Three epigrams to put translation firmly in its place. English: “Poetry is what is lost in translation.’’ French: “If beautiful, not faithful; if faithful, not beautiful.’’ Italian with its play on words: “Traduttore, tradittore’’ (translator, traitor).

David Bellos, wittiest and most ingenious of translators, has gone to war against such phrases. He is himself their refutation, having made it possible for an English-bound reader to know the work of that French master of the fantastic paradoxical, Georges Perec; and of Kafka’s great shivery heir, the Albanian Ismail Kadare (doubly translated, since Bellos worked from a French translation).

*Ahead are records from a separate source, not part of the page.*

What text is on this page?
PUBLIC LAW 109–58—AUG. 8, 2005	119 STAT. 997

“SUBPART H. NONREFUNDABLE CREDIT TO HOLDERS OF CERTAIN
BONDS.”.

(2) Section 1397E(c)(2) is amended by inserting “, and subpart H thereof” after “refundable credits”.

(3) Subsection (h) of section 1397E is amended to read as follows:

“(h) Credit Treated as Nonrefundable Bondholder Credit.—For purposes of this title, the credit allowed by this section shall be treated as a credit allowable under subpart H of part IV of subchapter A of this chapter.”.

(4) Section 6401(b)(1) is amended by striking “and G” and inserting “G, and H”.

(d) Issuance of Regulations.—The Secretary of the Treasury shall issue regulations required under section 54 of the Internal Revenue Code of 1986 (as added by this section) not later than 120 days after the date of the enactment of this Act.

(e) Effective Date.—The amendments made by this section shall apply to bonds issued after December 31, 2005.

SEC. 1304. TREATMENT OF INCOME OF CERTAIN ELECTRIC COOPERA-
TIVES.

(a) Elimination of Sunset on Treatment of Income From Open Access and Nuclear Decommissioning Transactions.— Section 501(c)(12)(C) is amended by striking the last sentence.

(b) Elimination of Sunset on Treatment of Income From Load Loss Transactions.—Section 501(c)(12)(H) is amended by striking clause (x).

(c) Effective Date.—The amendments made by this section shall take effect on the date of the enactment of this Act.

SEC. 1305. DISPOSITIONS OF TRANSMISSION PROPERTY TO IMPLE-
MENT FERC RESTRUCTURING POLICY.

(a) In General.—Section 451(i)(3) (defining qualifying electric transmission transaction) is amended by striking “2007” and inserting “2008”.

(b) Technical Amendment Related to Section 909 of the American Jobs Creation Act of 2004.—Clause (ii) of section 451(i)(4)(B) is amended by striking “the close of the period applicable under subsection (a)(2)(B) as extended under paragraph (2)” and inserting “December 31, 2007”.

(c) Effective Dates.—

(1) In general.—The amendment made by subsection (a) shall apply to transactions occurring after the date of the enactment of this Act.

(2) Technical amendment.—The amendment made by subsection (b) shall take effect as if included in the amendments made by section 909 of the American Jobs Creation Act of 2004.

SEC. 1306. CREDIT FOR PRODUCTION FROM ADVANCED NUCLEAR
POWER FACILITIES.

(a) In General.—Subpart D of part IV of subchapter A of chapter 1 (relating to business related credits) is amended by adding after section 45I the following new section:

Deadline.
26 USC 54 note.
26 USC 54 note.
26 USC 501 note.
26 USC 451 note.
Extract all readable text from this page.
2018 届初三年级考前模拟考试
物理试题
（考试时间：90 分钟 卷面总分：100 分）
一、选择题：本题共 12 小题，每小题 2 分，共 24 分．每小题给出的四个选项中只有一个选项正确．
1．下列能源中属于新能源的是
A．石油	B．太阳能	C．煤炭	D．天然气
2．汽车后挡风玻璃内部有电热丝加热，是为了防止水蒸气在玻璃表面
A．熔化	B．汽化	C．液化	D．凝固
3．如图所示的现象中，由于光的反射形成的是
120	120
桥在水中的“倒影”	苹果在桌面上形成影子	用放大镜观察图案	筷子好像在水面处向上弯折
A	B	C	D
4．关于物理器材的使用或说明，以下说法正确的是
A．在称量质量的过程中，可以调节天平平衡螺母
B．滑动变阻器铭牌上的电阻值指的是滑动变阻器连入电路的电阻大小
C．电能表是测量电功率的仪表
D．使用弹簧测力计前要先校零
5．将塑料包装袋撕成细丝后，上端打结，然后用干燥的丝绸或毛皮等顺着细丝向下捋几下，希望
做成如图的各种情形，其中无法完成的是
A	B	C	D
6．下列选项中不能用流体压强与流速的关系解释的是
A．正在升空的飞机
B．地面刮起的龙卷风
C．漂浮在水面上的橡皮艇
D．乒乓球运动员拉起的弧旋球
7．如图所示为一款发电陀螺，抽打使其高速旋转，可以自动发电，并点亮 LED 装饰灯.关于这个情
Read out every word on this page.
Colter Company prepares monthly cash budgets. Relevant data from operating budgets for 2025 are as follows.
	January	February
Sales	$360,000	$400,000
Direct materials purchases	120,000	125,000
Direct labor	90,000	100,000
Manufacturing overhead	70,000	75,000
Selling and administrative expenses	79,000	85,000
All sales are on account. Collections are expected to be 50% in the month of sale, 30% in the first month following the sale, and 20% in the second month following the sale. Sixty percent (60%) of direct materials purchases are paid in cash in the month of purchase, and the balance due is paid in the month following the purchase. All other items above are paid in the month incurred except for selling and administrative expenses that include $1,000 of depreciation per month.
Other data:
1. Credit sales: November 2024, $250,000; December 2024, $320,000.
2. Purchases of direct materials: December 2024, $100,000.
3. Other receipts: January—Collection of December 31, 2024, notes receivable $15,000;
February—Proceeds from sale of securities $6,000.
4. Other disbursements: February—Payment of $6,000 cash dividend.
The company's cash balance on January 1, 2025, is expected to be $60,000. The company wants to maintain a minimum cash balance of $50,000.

“Is That a Fish in Your Ear?’’ (the title promises some beautiful absurdity; rather disappointingly, it’s only the nickname given to the earphones that simultaneous translators wear), is an extended, passionate, and detailed account of what translation does and how it does it. It grounds itself in an irrefutable point. Where would the Bible be without translation - a succession of them, in fact: oral Hebrew to written Aramaic to Greek to Latin and of course to King James, root and glory of English literature?

Impossible not to break in myself. How else would I possess the poems of the Russians Anna Akhmatova, Osip Mandelstam, and the Polish Zbigniew Herbert? Whatever may be lost, it’s certainly not poetry. (Bellos calls it the “ineffable,’’ acknowledging that nothing can replace for him the rock-cracking German of the opening line of Rilke’s “Duino Elegies.’’) The most piercing of Bellos’s war cries is that translation at its best is not subordinate writing, but writing. Re-creation as a form of creation. So much so that Constance Garnett remains my Dostoyevsky and Tolstoy; and subsequent translations, usually deemed an improvement, will always be impostors. It’s more than a matter of Heraclitus with his “you can’t bathe in the same river twice.’’ It’s that you can’t go over Niagara Falls twice. Garnett gave me my shove 60 years ago.

Bellos traces a form of translation back 5,000 years to the bilingual word lists incised in Sumerian clay tablets. For the most part, though, it was oral before it was written. The Romans didn’t have it; they simply imposed Latin. In the Middle Ages this remained a bridge language between the various European vernaculars; even today there is a half-hour news program in Latin on Finnish radio.